Giovedì le autorità ucraine hanno denunciato una nuova ondata di attacchi russi con «più di un centinaio di missili» e droni, senza che finora siano state segnalate vittime, nel mezzo dell’invasione scatenata il 24 febbraio su ordine del presidente russo Vladimir Putin.
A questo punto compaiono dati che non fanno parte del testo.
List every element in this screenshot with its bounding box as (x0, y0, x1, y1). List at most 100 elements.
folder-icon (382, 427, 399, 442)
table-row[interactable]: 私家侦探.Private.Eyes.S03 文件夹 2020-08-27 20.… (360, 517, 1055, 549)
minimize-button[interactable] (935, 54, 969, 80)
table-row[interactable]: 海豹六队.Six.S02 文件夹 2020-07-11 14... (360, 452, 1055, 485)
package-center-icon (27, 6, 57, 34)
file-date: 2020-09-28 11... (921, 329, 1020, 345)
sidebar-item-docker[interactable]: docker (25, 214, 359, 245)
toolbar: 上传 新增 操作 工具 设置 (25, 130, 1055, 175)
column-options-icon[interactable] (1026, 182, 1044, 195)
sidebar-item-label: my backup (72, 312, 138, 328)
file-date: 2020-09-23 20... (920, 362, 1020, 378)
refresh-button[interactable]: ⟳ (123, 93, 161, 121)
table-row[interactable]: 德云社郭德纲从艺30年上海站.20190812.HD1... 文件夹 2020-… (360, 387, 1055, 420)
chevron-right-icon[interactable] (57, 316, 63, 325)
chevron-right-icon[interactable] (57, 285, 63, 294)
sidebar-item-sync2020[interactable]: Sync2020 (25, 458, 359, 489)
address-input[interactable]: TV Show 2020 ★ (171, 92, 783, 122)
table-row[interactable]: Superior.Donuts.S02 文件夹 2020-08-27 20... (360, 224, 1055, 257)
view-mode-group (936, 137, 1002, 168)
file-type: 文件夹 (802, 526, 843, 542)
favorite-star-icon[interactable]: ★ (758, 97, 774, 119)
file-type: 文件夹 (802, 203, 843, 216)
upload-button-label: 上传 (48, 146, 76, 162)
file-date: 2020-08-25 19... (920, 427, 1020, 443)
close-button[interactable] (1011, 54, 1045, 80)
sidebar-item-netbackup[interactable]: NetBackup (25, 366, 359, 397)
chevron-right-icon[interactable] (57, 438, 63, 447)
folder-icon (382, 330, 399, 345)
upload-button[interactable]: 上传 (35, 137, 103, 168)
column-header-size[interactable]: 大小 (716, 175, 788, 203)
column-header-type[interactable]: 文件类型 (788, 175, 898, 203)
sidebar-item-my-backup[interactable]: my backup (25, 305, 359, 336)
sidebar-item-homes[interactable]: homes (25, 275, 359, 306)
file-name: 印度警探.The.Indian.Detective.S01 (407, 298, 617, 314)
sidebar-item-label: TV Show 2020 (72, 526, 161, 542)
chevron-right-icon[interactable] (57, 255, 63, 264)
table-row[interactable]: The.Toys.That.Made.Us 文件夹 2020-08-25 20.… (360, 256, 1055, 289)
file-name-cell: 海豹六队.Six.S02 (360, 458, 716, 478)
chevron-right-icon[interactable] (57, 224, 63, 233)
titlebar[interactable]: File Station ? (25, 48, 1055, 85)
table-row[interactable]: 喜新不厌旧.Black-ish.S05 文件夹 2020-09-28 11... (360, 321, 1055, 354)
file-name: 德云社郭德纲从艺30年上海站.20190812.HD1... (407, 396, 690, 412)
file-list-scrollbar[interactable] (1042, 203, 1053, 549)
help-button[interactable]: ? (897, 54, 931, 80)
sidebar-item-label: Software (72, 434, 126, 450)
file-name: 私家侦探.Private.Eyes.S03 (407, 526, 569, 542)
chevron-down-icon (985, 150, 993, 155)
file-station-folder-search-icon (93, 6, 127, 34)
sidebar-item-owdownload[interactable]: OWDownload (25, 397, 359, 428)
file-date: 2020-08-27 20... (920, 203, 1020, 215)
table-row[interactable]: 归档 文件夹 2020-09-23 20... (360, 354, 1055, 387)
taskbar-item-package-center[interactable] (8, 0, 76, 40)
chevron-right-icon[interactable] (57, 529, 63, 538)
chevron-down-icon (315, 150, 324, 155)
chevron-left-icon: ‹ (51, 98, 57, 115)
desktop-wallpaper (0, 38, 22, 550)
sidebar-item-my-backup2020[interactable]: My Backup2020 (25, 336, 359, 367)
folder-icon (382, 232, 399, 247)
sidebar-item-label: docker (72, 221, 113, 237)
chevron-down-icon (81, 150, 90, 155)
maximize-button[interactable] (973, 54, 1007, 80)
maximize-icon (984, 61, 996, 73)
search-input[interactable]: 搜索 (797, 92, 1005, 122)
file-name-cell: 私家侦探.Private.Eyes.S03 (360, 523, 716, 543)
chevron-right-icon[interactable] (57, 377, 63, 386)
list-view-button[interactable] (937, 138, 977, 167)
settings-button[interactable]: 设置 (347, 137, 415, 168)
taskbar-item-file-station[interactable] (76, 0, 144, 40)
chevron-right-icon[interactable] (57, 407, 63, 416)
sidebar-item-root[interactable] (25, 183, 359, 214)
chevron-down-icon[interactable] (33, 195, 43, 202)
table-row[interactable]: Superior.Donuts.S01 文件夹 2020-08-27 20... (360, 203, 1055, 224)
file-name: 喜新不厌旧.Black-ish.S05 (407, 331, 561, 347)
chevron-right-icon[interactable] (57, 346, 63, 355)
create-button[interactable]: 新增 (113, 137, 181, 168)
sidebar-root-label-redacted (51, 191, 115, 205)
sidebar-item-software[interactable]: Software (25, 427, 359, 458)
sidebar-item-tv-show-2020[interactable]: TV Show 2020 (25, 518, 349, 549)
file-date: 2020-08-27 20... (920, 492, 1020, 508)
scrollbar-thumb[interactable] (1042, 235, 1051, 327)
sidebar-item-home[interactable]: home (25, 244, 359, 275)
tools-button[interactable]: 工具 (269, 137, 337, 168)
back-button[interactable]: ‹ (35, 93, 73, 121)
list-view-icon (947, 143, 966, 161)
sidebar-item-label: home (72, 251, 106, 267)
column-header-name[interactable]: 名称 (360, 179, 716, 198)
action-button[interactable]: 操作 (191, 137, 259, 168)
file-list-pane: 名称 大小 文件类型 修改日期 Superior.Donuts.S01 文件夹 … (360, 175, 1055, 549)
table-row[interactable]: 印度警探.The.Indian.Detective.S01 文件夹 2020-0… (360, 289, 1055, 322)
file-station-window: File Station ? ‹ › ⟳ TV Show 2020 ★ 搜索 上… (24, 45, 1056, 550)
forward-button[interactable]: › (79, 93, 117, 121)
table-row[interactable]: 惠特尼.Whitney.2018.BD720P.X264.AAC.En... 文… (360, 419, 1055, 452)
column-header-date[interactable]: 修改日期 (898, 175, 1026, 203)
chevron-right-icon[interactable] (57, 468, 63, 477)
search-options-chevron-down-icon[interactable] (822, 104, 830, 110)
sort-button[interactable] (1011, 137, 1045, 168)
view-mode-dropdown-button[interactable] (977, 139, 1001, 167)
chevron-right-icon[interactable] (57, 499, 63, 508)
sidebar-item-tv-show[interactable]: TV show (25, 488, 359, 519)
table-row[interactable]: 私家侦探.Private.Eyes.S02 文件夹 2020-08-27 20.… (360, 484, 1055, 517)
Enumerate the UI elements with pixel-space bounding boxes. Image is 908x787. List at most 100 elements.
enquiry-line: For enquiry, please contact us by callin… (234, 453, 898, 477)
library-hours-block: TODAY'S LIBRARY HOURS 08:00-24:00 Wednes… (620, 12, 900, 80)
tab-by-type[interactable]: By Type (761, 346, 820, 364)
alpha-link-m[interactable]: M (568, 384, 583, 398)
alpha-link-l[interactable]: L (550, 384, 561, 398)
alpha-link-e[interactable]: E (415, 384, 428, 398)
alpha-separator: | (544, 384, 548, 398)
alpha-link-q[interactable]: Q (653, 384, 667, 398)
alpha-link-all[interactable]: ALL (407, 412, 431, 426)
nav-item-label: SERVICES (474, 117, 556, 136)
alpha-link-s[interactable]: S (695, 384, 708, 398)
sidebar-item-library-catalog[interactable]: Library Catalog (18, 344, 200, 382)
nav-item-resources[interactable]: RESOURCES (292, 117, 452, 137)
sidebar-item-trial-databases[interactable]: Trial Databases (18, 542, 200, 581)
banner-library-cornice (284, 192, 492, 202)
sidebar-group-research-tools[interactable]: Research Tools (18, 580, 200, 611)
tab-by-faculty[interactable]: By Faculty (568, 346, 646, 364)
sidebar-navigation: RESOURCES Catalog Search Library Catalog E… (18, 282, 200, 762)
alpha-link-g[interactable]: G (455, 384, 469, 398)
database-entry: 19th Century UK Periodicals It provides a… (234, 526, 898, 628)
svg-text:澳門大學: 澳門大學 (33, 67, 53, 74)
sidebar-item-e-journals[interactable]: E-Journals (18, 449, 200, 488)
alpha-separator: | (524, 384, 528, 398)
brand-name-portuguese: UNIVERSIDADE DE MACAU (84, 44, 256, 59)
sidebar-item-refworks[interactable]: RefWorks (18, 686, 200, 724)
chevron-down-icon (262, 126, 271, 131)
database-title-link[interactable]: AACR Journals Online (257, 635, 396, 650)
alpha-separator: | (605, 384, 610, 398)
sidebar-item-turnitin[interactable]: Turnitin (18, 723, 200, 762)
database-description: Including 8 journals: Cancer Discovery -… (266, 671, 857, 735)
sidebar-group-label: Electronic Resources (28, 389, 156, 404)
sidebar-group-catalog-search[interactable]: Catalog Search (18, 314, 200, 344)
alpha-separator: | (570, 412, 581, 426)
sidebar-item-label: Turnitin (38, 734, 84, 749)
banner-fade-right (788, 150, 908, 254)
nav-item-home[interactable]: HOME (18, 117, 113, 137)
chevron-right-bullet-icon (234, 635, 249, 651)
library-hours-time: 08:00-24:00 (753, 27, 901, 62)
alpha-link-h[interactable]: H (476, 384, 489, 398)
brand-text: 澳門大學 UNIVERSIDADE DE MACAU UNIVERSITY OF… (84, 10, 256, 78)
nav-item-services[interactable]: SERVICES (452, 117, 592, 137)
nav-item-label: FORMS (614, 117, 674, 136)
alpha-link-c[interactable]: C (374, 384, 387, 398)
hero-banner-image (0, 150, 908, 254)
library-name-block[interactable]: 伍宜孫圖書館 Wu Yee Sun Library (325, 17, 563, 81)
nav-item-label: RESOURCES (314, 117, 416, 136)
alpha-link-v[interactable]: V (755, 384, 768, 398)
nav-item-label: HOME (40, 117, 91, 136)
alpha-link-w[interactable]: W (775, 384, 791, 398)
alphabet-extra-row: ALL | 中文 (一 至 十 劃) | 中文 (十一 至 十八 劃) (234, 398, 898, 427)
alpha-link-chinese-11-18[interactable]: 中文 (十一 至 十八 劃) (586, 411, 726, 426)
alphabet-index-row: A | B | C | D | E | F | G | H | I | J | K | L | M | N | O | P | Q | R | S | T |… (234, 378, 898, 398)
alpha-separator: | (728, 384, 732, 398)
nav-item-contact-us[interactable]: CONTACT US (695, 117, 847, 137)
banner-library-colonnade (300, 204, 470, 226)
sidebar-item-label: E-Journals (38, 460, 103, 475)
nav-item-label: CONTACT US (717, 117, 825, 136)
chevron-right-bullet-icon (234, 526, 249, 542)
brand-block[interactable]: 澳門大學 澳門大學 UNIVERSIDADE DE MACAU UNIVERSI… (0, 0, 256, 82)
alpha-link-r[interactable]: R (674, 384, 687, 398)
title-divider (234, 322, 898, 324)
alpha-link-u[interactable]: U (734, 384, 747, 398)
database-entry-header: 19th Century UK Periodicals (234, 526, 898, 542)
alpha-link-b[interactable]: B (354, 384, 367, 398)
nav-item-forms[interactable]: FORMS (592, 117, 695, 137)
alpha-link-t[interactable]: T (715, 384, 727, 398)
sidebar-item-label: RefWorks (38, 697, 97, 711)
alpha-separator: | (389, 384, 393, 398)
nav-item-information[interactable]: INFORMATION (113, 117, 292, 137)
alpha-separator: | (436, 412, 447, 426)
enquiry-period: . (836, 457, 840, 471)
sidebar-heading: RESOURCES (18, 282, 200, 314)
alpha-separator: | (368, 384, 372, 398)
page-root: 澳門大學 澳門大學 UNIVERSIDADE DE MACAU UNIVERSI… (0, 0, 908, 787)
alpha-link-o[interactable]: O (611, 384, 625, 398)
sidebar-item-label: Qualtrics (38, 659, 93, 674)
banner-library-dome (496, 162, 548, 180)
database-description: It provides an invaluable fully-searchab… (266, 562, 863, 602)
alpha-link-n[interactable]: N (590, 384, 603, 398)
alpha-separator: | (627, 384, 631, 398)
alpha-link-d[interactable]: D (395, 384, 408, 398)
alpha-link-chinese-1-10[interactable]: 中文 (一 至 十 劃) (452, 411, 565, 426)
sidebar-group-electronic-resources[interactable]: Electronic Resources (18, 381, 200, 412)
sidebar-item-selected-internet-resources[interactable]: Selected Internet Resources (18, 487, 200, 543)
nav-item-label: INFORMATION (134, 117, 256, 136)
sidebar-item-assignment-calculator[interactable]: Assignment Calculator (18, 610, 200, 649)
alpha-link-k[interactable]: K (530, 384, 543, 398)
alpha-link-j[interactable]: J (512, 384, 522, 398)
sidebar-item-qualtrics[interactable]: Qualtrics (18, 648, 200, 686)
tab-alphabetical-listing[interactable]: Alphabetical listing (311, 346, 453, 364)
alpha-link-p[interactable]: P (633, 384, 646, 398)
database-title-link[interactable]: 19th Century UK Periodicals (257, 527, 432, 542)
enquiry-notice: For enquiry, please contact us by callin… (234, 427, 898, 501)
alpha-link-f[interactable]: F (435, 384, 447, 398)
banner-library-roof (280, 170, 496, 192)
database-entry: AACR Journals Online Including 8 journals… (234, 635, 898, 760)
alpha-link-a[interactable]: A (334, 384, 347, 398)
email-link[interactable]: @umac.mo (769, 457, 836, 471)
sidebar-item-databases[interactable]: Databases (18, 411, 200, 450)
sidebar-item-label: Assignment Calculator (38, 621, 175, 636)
«Più di cento missili in più ondate», ha dichiarato il consigliere presidenziale ucraino Oleksiy Arestovich in un messaggio sul suo account Twitter. «I sistemi di difesa aerea stanno funzionando», ha dichiarato, prima di chiedere al pubblico di non pubblicare immagini dei siti colpiti.
Mikhail Podoliak, che è anche consigliere della presidenza ucraina, ha dichiarato che il numero di missili lanciati dalle forze russe era «più di 120» e che l’obiettivo era quello di «distruggere le infrastrutture critiche e uccidere i civili in massa». «Attendiamo le prossime proposte dei ‘sostenitori della pace’ su una ‘soluzione pacifica’, sulle ‘garanzie di sicurezza per la Russia’ e sull’inadeguatezza delle provocazioni», ha ironizzato.
Allo stesso modo, il sindaco di Kiev, Vitali Klitschko, ha dichiarato in un breve messaggio sul suo account Telegram che «diverse esplosioni» erano state registrate nella capitale, senza specificare se si trattasse di impatti o di colpi dei sistemi di difesa aerea.
Il sindaco di Lviv, Andriy Sadovi, ha dichiarato che «sono state udite esplosioni a Lviv» e ha invitato la popolazione a «rimanere nei rifugi».
Il sindaco di Kharkov, Igor Terekhov, ha confermato l’impatto delle granate nel distretto di Slobid, mentre il governatore di Mikolaiv, Vitali Kim, ha dichiarato che l’esercito ha abbattuto cinque missili russi sul Mar Nero.
L’aeronautica ucraina ha osservato che «dopo una notte di attacchi di droni kamikaze, il nemico sta attaccando l’Ucraina da varie direzioni con missili da crociera sparati per aria e per mare da aerei e navi strategiche». «Inoltre, c’è una grande attività dell’aviazione tattica degli occupanti», ha osservato.
A questo proposito, in un messaggio pubblicato sul suo account sul social network Facebook, ha sottolineato che «il lavoro dei sistemi di difesa aerea è possibile su tutto il territorio dello Stato», prima di invitare la popolazione a rimanere nei rifugi.
Qualche ora prima, le autorità ucraine avevano denunciato l’uso di diversi droni da parte della Russia per attaccare obiettivi a Mikolaiv, Zaporiyia e Dnipro. Successivamente, diversi gruppi di droni sono stati registrati anche a Kharkov e Poltava. Secondo l’agenzia di stampa ucraina UNIAN, molti di loro sono stati abbattuti dalle forze militari ucraine.
Secondo l’Ucraina, questi dispositivi sono droni kamikaze «Shahed» di fabbricazione iraniana, affermazione smentita da Teheran. All’inizio della settimana, il capo delle forze armate iraniane, Mohamad Hosein Baqeri, ha definito «guerra psicologica» le accuse di aver presumibilmente inviato droni alla Russia per utilizzarli nell’invasione dell’Ucraina.